On July 10, 2013, the SEC substantially changed the rules for conducting unregistered offerings in reliance on Rule 506 of Regulation D by:
- Lifting the ban on general solicitation and advertising in offerings where all of the purchasers are accredited investors, so long as the issuer has taken reasonable steps to verify that the purchasers are accredited (new Rule 506(c)); and
- Disqualifying offerings involving felons and other “bad actors” in specified positions
The first of these changes was mandated by the Jumpstart Our Business Startups Act, or JOBS Act, enacted in April 2012, and the second fulfills a requirement of the Dodd-Frank Wall Street Reform and Consumer Protection Act of 2010. At the same time as these two long-anticipated rules were adopted, the SEC proposed new rules that would, among other things, enhance Form D disclosures and filing obligations for issuers of all types and regulate the disclosure of performance data for private investment funds.
The new rules create opportunities for issuers to locate investors directly and are also expected to facilitate the development of online offering platforms run by registered broker-dealers. This, it is hoped, will be useful to smaller companies that may have difficulty attracting the interest of more traditional investment bankers and venture capital firms and could draw more individual accredited investors into the private company investment sphere. In addition, other issuers, such as private investment funds, may find online offerings to be an efficient way of raising capital and disseminating information to prospective accredited investors. Finally, issuers not intending to conduct a general solicitation may rely on the rule as a backstop in the case of inadvertent public disclosure, or to avoid having to make difficult decisions as to whether their regular communications rise to the level of general solicitation when they are conducting an unregistered offering. Use of general solicitation in reliance on new Rule 506(c) must be noted on the issuer’s Form D filing.
In exchange for this new latitude, issuers must exercise greater vigilance in determining whether their investors are accredited, if there is a general solicitation. The SEC adopted a principles-based approach, stating that the degree and type of diligence would vary with the nature of the investor, the information that the issuer has about the investor, and the nature and terms of the offering. In addition, the SEC created safe harbors, allowing issuers to rely on certain types of information for individual investors and permitting reliance on determinations made by third parties, such as registered broker-dealers, investment advisers, accountants and attorneys. If there is no general solicitation, issuers need not change their due diligence practices for verifying whether investors are accredited.

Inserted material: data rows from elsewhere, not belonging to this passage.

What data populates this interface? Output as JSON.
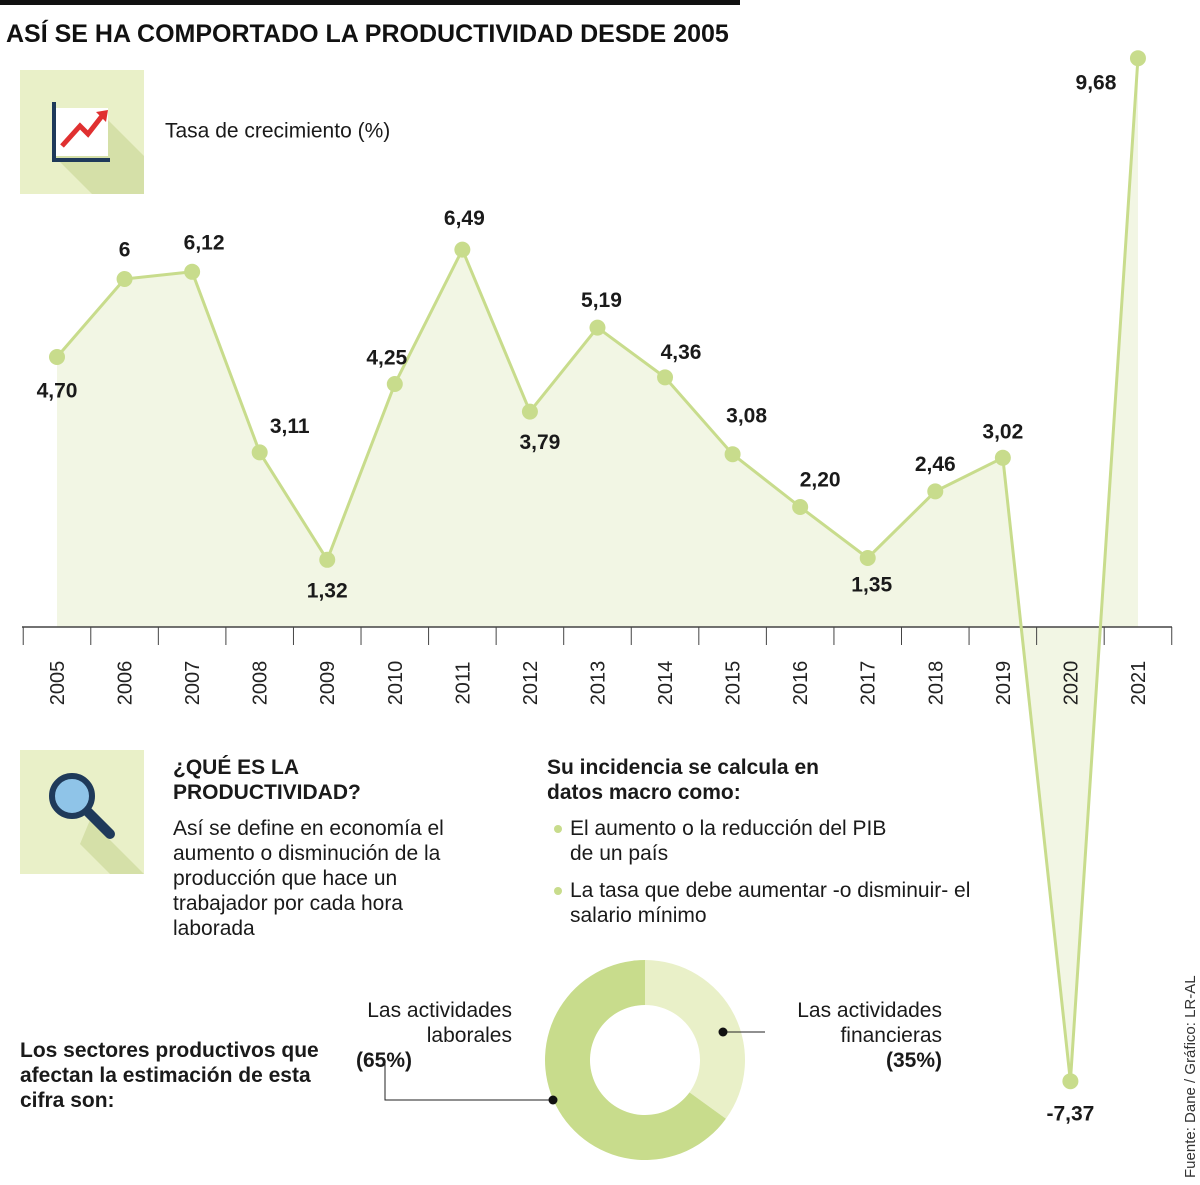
{
  "chart_data": [
    {
      "type": "line",
      "title": "ASÍ SE HA COMPORTADO LA PRODUCTIVIDAD DESDE 2005",
      "subtitle": "Tasa de crecimiento (%)",
      "categories": [
        "2005",
        "2006",
        "2007",
        "2008",
        "2009",
        "2010",
        "2011",
        "2012",
        "2013",
        "2014",
        "2015",
        "2016",
        "2017",
        "2018",
        "2019",
        "2020",
        "2021"
      ],
      "values": [
        4.7,
        6,
        6.12,
        3.11,
        1.32,
        4.25,
        6.49,
        3.79,
        5.19,
        4.36,
        3.08,
        2.2,
        1.35,
        2.46,
        3.02,
        -7.37,
        9.68
      ],
      "value_labels": [
        "4,70",
        "6",
        "6,12",
        "3,11",
        "1,32",
        "4,25",
        "6,49",
        "3,79",
        "5,19",
        "4,36",
        "3,08",
        "2,20",
        "1,35",
        "2,46",
        "3,02",
        "-7,37",
        "9,68"
      ],
      "color": "#c8dc8c",
      "ylim": [
        -8,
        10
      ]
    },
    {
      "type": "pie",
      "categories": [
        "Las actividades laborales",
        "Las actividades financieras"
      ],
      "values": [
        65,
        35
      ],
      "value_labels": [
        "(65%)",
        "(35%)"
      ],
      "colors": [
        "#c8dc8c",
        "#e9f0c8"
      ]
    }
  ],
  "info": {
    "heading": "¿QUÉ ES LA PRODUCTIVIDAD?",
    "text": "Así se define en economía el aumento o disminución de la producción que hace un trabajador por cada hora laborada"
  },
  "incidence": {
    "heading": "Su incidencia se calcula en datos macro como:",
    "items": [
      "El aumento o la reducción del PIB de un país",
      "La tasa que debe aumentar -o disminuir- el salario mínimo"
    ]
  },
  "sectors_heading": "Los sectores productivos que afectan la estimación de esta cifra son:",
  "source": "Fuente: Dane / Gráfico: LR-AL"
}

Whether or not there is a general solicitation, issuers and other parties involved in the offering must be careful to determine that the offering will not be disqualified as a result of the bad actor provisions. While these provisions will presumably affect only a small number of offerings, the disqualification could arise from unexpected quarters, including a predecessor or affiliated issuer, a 20% beneficial owner, a director or executive officer, a non-executive officer participating in the offering process, a person compensated for soliciting investors, or a general partner, managing member or investment manager of an investment fund. Matters adjudicated prior to the adoption of the bad actor provisions will not disqualify an offering but must be disclosed to investors. The Form D to be filed by the issuer includes a certification that there is no bad actor disqualification.
For private investment funds, the new rules offer the assurance that general solicitation in accordance with new Rule 506(c) will not be deemed to be a public offering that would prevent reliance on the Section 3(c)(1) or 3(c)(7) exclusions from the Investment Company Act of 1940, as amended. Private investment funds, particularly hedge funds, should be mindful of the fact that the SEC’s proposed rules would impose new disclosure requirements on them and should consider adopting these disclosures proactively.
The new rules also permit the use of general solicitation in Rule 144A offerings, so long as all of the purchasers are qualified institutional buyers, and clarify that general solicitation made in a Rule 506(c) or Rule 144A offering will not constitute “directed selling efforts” in the United States that would jeopardize a Regulation S offering outside the United States.
On balance, the new offering rules appear to offer more opportunities than due diligence pitfalls, but they come with a willingness on the part of the SEC to explore new regulation and mandated disclosures for unregistered offerings.